Imagerie médicale et maladies psychiatriques
Les maladies psychiatriques ne sont plus invisibles
IMAGERIE MEDICALE. Longtemps, les maladies psychiatriques se sont définies, par opposition aux maladies neurologiques, par l'absence de lésions cérébrales. Mais les progrès récents de l'imagerie montrent que ce n'est pas si simple.
Et si la vieille distinction entre maladies neurologiques et maladies psychiatriques tendait à s'estomper ? Jusqu'ici, le tri était simple, et la frontière indiscutée. Dans le premier camp, celui des maladies neurologiques (maladie d'Alzheimer, maladie de Parkinson, sclérose en plaques…), la présence de lésions cérébrales, à l'instar des plaques séniles qui s'accumulent entre les neurones des malades d'Alzheimer.
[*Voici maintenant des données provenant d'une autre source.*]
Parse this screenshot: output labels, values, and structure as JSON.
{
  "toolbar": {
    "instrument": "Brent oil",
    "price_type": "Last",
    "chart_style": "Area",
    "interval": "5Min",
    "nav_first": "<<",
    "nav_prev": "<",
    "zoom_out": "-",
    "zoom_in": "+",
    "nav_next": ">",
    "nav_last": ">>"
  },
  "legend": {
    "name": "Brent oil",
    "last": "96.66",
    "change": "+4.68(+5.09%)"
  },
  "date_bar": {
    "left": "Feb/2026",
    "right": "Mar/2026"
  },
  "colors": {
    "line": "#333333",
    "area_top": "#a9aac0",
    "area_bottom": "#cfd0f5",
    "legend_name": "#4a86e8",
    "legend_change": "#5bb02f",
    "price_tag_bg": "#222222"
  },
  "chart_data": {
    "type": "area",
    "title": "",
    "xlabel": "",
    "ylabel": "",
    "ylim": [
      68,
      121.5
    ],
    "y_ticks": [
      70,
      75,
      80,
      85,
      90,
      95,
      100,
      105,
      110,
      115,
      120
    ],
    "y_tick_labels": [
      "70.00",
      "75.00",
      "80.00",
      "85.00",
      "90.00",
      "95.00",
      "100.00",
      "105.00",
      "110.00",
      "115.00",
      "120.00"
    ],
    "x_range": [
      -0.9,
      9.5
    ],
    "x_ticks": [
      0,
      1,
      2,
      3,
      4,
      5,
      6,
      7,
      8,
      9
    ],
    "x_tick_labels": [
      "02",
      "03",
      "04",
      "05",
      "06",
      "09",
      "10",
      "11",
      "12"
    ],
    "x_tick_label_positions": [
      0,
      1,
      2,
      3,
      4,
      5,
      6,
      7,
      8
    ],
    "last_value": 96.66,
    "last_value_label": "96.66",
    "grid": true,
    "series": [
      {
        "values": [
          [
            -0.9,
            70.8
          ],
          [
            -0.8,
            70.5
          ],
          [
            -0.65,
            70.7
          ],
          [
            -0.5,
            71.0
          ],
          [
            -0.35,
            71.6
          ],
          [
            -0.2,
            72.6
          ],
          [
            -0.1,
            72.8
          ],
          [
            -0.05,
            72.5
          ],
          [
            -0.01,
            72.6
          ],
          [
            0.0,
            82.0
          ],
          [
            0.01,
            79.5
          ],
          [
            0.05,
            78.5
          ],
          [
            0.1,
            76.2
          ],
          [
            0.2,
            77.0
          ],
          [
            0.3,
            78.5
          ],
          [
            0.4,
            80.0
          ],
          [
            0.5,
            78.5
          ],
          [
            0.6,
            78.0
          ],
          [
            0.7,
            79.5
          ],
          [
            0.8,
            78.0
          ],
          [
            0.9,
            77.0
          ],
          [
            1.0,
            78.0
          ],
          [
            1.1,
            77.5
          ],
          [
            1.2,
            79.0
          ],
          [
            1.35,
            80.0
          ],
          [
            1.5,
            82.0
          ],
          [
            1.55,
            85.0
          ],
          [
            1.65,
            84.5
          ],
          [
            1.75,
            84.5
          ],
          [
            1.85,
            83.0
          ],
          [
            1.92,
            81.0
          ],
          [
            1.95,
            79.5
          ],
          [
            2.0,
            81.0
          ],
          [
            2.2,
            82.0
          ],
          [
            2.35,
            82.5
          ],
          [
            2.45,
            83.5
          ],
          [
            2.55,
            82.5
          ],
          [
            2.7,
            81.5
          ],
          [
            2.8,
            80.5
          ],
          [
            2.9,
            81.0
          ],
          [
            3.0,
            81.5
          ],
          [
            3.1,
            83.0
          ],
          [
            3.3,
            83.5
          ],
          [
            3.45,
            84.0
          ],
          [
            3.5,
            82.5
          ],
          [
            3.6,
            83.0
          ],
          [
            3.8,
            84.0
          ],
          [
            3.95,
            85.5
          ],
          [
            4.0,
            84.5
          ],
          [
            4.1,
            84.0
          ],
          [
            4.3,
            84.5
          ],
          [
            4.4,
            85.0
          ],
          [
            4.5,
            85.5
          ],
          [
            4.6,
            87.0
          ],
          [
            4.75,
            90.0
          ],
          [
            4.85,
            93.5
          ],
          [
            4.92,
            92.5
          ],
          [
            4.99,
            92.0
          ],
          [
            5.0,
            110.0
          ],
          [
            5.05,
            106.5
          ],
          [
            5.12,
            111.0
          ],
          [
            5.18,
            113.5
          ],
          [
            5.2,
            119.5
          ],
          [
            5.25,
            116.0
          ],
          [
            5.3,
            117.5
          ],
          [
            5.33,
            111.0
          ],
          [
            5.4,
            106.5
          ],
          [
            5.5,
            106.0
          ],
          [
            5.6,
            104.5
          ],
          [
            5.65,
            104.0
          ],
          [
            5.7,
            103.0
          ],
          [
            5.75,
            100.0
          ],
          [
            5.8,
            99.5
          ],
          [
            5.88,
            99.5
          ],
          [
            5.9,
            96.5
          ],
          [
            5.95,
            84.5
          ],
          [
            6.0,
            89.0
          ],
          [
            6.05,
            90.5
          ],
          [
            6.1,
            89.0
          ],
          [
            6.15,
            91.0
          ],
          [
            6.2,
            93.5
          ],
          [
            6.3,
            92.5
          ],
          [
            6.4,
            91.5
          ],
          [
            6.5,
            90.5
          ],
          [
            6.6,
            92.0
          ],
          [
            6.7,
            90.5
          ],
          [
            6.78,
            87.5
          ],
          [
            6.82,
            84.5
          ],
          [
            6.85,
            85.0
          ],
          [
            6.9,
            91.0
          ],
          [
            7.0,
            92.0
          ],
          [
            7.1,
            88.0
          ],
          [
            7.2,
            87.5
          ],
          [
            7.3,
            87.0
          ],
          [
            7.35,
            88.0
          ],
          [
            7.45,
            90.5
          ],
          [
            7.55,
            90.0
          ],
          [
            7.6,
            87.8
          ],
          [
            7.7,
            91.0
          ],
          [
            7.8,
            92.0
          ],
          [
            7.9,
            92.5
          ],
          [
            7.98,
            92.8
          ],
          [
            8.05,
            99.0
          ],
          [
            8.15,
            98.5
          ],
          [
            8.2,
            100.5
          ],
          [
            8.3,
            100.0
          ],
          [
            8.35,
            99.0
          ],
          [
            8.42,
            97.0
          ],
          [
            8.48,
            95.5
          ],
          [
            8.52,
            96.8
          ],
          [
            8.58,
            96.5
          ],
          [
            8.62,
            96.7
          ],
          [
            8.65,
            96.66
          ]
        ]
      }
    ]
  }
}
Dans le second, celui des maladies psychiatriques (schizophrénie et autres formes de psychose, troubles obsessionnels compulsifs, dépression et troubles bipolaires, addictions…), l'absence de telles lésions.
Tel était à grands traits le tableau qui prévalait depuis la séparation de la neurologie d'avec la psychiatrie, à la fin du XIXe siècle, sous l'influence du grand Charcot. Mais les progrès considérables de l'imagerie cérébrale depuis une dizaine d'années sont en train de rebattre les cartes : les maladies psychiatriques ne sont pas, elles non plus, sans avoir un support organique. Toutefois, « alors que les lésions du cerveau sont visibles à l'oeil nu chez les patients neurologiques, la détection de modifications cérébrales chez les patients psychiatriques nécessite une analyse informatique et statistique des images », précise le pédopsychiatre Jean-Luc Martinot, directeur du laboratoire Imagerie en psychiatrie (CEA/Inserm/Université Paris-Sud).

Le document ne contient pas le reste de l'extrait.